Barca a motore spinta a terra da una tempesta

Di fronte all'aumento di eventi meteorologici estremi, è essenziale proteggere la vostra barca. Pantaenius supporta i suoi clienti, professionisti del settore nautico o diportisti, per affrontare questi nuovi rischi.

Tempeste sempre più violente e inaspettate

Il riscaldamento globale è ormai un fenomeno indiscusso. Gli eventi meteorologici che comporta hanno un impatto su tutte le aree. Purtroppo, la nautica non è risparmiata ed è opportuno che l'intero settore nautico sia preparato ad essa. Quando il danno alla barca è significativo, l'assicurazione è essenziale. Il leader nell'assicurazione degli yacht, Pantaenius, ha preso atto di questo fatto e ha scelto di assumersi questo rischio continuando la sua attività in questo campo con diportisti e professionisti, a differenza di altri specialisti. "Siamo di fronte ad eventi meteorologici sempre più violenti. Possono essere brevi, ma forti e in stagioni e luoghi dove non eravamo abituati, come in Italia il 29 ottobre 2018. Ecco perché è importante essere ben assicurati", spiega Olivier de Roffignac, direttore dell'agenzia monegasca di Pantaenius.

Barche vulnerabili

Anche il tipo di barca sta cambiando. Spesso le imbarcazioni danneggiate, spesso più tecnologiche, non sempre ben mantenute, possono essere costose da riparare. L'assicurazione per yacht Pantaenius è quindi la benvenuta. "L'elettronica, che sta diventando sempre più comune a bordo, è soggetta al rischio di fulmini. I dipinti costosi si sono moltiplicati" illustra Olivier de Roffignac.

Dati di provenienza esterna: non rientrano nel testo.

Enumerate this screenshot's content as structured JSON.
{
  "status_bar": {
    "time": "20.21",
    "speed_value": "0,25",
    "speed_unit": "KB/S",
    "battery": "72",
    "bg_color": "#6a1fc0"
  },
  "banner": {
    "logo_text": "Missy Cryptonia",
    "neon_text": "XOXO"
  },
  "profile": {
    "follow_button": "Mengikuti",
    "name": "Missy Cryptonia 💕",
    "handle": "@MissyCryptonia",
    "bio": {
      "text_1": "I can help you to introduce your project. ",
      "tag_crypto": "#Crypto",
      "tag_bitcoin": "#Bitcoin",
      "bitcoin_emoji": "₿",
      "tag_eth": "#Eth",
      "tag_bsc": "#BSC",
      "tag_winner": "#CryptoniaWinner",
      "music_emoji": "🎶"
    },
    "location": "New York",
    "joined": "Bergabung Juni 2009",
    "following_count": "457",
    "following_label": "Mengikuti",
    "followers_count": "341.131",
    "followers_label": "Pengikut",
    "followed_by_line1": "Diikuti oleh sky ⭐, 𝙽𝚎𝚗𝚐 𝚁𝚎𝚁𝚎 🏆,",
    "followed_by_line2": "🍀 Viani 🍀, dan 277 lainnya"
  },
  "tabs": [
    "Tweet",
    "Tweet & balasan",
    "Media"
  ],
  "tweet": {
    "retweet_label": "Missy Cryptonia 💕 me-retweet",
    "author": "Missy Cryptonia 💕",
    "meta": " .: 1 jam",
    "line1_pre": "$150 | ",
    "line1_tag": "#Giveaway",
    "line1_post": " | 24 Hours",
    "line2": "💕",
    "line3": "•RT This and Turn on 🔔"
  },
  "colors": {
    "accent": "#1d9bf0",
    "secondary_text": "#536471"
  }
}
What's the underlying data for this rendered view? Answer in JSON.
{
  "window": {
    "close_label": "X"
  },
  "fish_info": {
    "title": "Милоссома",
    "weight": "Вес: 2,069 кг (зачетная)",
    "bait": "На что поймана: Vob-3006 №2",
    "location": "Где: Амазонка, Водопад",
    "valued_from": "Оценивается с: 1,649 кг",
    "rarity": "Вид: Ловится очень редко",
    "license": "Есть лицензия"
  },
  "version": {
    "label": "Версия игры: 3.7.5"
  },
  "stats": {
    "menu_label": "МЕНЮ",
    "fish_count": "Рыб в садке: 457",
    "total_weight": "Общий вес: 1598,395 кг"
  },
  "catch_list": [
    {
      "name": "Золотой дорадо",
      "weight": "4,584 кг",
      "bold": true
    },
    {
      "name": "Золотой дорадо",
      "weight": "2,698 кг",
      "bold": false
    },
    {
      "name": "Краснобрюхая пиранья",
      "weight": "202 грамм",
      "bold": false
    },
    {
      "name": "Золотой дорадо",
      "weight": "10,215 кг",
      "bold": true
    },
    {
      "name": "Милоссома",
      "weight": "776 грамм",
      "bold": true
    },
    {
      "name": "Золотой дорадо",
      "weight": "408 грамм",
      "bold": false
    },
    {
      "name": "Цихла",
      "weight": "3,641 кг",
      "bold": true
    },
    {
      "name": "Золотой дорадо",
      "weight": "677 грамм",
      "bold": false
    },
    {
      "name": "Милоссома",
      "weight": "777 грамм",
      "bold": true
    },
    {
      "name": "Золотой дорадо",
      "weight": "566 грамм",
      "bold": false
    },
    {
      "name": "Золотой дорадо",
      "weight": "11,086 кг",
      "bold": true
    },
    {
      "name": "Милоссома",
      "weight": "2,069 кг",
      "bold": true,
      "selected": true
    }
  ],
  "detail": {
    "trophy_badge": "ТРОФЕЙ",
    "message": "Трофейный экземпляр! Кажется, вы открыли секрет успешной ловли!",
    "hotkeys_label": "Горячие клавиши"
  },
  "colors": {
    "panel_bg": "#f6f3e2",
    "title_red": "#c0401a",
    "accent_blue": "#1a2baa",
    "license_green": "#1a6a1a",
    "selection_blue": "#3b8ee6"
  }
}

Anche la concentrazione di molte navi nella stessa area di ancoraggio e di navigazione è un fattore di rischio. Quando una barca slitta in una baia affollata, può causare danni a molte barche nelle vicinanze.

Riflessione sulle soluzioni innovative

Oltre alle polizze assicurative convenzionali, Pantaenius sta valutando strumenti innovativi per migliorare la sicurezza dei suoi diportisti di fronte ai rischi tradizionali e ai rischi meteorologici. "Guardiamo gli attrezzi con i localizzatori e le applicazioni meteo. Abbiamo anche discussioni con le start-up sulla barca collegata", conclude Olivier de Roffignac.